Open dominiquemariano opened 8 months ago

dominiquemariano commented 8 months ago

Reproduction Steps

  1. Make at LifterLMS is the only plugin installed.
  2. Login to the WordPress site as an administrator.
  3. Create a membership called Membership 1.
  4. Create three courses called Course 1, Course 2, and Course 3.
  5. Open Membership 1 in the backend and add Course 1, Course 2, and Course 3 to Membership Settings > Auto Enrollment.
  6. Add a free access plan to Membership 1.
  7. Create a webhook in WordPress Dashboard > LifterLMS > Settings > REST API > Webhooks and set Topic to Enrollment created.
  8. Use a free service like webhook.site to generate the Delivery URL and to view the payload.
  9. Create a student account in WordPress Dashboard > Users > Add New.
  10. Log in as that student you created, and enroll on Membership 1 while logged in as that student.
  11. Got to webhook.site to look at the payload.

Expected Behavior

The payload should contain information about Course 1, Course 2, and Course 3.

Actual Behavior

The payload contains information about Course 1.

This issue has be recreated:

brianhogg commented 7 months ago

@ideadude Digging into this, the actual behavior should likely be to have three webhooks fired (once for each course), plus potentially another webhook for [ student_id, membership_id ].

An attempt is being made to queue up a webhook for delivery for each course, but LLMS_REST_Webhook::should_deliver() is returning false for the second and third courses. This is because when an attempt to queue the webhook is made, the first argument is added to the processed array (in this case, the student ID). is_already_processed() then returns true for the second and third hooks, with [ student_id, course_id ] as the arguments, and are rejected.

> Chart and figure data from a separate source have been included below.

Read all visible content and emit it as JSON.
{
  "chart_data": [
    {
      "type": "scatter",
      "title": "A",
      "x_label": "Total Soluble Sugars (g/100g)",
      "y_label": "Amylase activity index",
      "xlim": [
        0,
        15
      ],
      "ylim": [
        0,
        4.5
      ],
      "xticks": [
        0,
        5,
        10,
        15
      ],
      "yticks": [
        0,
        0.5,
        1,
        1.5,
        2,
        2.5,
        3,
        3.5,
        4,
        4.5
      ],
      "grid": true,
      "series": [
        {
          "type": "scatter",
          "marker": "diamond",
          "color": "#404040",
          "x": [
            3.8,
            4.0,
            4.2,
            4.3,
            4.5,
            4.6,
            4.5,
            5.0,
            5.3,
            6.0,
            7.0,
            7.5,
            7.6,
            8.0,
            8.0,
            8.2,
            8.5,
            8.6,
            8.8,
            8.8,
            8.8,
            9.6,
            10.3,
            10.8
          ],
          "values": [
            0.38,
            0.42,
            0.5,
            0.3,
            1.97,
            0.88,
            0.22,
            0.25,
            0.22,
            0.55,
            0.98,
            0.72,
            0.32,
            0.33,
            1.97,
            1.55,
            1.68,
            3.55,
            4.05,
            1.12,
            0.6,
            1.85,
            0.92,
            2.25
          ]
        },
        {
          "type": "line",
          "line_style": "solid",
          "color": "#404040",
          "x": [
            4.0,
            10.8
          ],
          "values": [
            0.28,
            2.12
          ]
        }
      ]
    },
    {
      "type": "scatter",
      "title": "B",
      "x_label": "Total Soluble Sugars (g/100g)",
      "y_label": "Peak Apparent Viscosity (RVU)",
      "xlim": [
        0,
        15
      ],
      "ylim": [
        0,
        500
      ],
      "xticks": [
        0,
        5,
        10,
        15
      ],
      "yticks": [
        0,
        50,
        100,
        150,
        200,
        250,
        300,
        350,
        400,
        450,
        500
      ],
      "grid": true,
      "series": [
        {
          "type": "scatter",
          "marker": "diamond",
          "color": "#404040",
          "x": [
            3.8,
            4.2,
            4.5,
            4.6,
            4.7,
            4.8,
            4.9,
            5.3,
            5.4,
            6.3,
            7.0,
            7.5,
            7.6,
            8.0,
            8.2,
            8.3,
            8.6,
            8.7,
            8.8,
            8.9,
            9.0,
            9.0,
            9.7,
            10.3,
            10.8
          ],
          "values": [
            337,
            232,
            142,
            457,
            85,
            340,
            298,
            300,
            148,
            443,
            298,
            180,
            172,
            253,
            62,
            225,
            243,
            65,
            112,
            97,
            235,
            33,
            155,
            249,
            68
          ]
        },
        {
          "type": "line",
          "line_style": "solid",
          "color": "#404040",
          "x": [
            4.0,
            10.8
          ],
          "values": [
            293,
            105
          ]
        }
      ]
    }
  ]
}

We could make this smarter by looking at all of the arguments to decide if it's already been enqueued instead of just the first one, depending on the resource and event of a particular webhook. The current "is already processed" check could also be causing some random uniqueness issues, ie. a webhook is enqueued for the first argument of a student (user) id of 5 when a different webhook is attempted with the first argument of 5 but for a different type of object.